Famed New York Yankee catcher Yogi Berra once quipped that “It’s tough to make predictions, especially about the future.” This Yogi-ism is a pretty apt description of the situation surrounding the oil and gas industry in Colorado. The exact outlook for the region in terms of oil and gas production is cloudy, but none of it looks very good.

Producers and midstream operators have been investing heavily in the D-J Basin for the past 18 years. This level of activity has seen Colorado become the sixth-largest oil producer in the country, hitting a record 450,000 barrels per day (bbl/d) in April 2018. The state is also the eighth-largest natural gas producer in the U.S.

However, the region is facing several headwinds when it comes to maintaining this growth. The first of these is the increasing likelihood that SB19-181 passes and the other is the strength of other domestic oil and gas plays.

The Colorado State Senate’s passage of SB19-181 will make it more difficult to produce oil and gas as this bill gives the state government more oversight and power over the industry. These include providing more direct authority by local agencies over land use and permitting, well siting, as well as reviewing air quality and emission regulations.

Considering the wide-ranging authority that this bill will give to the state, it creates a great deal of uncertainty for producers. Even before this bill’s passage, production out of the Rockies was expected to decrease with Stratas Advisors (a Hart Energy company) forecasting a large overbuild in the region as producers look to other regions with better economics.

“Simply put, we believe oily producing regions other than the Rockies will capture increasing more drilling and completion capital expenditures due to the other plays having more attractive economics underpinned by relatively lower costs, juicier and more extensive producing field pay zones, greater recovery, and closer and less costly access to domestic and global refining markets,” the company said in a recent research report, “Overbuild Underway in Rocky Regional Crude Outbound Capacity?”

According to Greg Haas, director, integrated oil and gas, at Stratas Advisors, some other plays are more attractive because of a combination of lower drilling/completion costs and higher productivity and/or greater proximity to in-region demand or direct access to export infrastructure.

Since local demand doesn’t match production coming out of the region, it’s likely that Rockies production will be moved to other regions. “The resource is beyond the demand and needs of the Rocky Mountain region. Monetizing such great resources means moving the regional production to other domestic or even export markets,” Haas told Hart Energy.

According to the report, crude and condensate production out of the Rockies is expected to peak in fourth-quarter 2021 at 566,000 bbl/d. This will be well under the potential total crude takeaway pipeline capacity of 2.2 million bbl/d that includes existing capacity and capacity under development on open season.
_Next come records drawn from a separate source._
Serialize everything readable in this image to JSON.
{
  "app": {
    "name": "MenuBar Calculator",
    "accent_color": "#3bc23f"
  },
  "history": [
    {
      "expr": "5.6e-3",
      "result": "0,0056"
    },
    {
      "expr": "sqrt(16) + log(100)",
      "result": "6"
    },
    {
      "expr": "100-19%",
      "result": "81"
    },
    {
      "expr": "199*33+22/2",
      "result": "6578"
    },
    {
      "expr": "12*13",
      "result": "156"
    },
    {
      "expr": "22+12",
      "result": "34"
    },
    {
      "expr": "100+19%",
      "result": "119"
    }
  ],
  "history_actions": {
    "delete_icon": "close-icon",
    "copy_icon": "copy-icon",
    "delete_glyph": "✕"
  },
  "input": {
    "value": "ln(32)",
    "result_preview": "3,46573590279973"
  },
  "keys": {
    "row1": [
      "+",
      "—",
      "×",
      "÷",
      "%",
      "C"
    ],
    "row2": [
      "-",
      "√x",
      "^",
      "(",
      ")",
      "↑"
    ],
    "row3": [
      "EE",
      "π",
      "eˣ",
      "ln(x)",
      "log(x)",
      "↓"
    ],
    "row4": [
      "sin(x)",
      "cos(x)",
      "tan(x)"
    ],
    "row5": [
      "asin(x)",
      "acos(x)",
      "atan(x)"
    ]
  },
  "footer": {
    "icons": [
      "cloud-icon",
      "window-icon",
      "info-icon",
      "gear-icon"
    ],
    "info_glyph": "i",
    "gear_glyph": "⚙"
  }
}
“It’s not a foregone conclusion that there is or will be an overbuild. What is clear to us is that there are too many project announcements that are being bantered about in the press. The reported number of takeaway projects is too great given the growth in actual production we expect. The potential overbuild we see could be avoided this week or next if the overhang of projects in the press log is reduced by cancellation, delay, or a combination of both,” Haas said.

He added that some liquids pipelines in the region will be able to be repurposed for other hydrocarbon liquids, such as how SemGroup Corp. is converting a portion of the White Cliffs Pipeline from crude oil to NGL service.

“There will be more storage built at existing hubs to handle new in-region production as well as flow-through volumes such as those coming from Canada or the Bakken as they enter the Rocky Mountain region and leave bound for Cushing or the Southwest,” Haas said.

The increased oversight by the state may result in a further dichotomy between production and takeaway capacity with the greater uncertainty over investments. “It looks like this legislative torpedo to the industry could sink our forecasts and could be the trigger for not only upstream industry contraction in the region, but also midstream industry contraction and press log project cancellations,” Haas said.

“The midstream industry over the last five to seven years or so participated in the greatest U.S. boom in new production of all hydrocarbon classes. From oil to gas to NGLs, the resources are now known to be here on U.S. soil and midstream developers are seeking to connect supply with demand. The problem for the Rockies is that this region has relatively limited regional in-market demand growth and the broader market in the Midwest or Gulf Coast is being targeted by other hydrocarbon rich plays with greater proximity or lower development costs,” Haas added.

Stratas Advisors also thinks that the Rocky Mountain region may see an influx of new exports of Canadian crude over the next three years arriving from Canada, sent under the three-year crude by rail marketing program now being kicked off by the Government of Alberta. At its peak, the program intends to move 120,000 bbl/d out of Alberta by rail.

Haas added, “We think the Rocky Mountain refining network or close-by refineries of the neighboring states down to the Panhandle region of Texas and Oklahoma could develop into an attractive and relatively short-haul destination market for these Alberta crude-by-rail runs. If that happens, the rail movements could free up space for crude to move in existing pipelines. So even rail is competing with Rocky Mountain pipeline utilization at present. The shorter the crude-by-rail haul is, the shorter the cycle time for the run. And that means better rail economics. That puts the Rockies refiners in the first bullseye to the south for Alberta’s rail program.”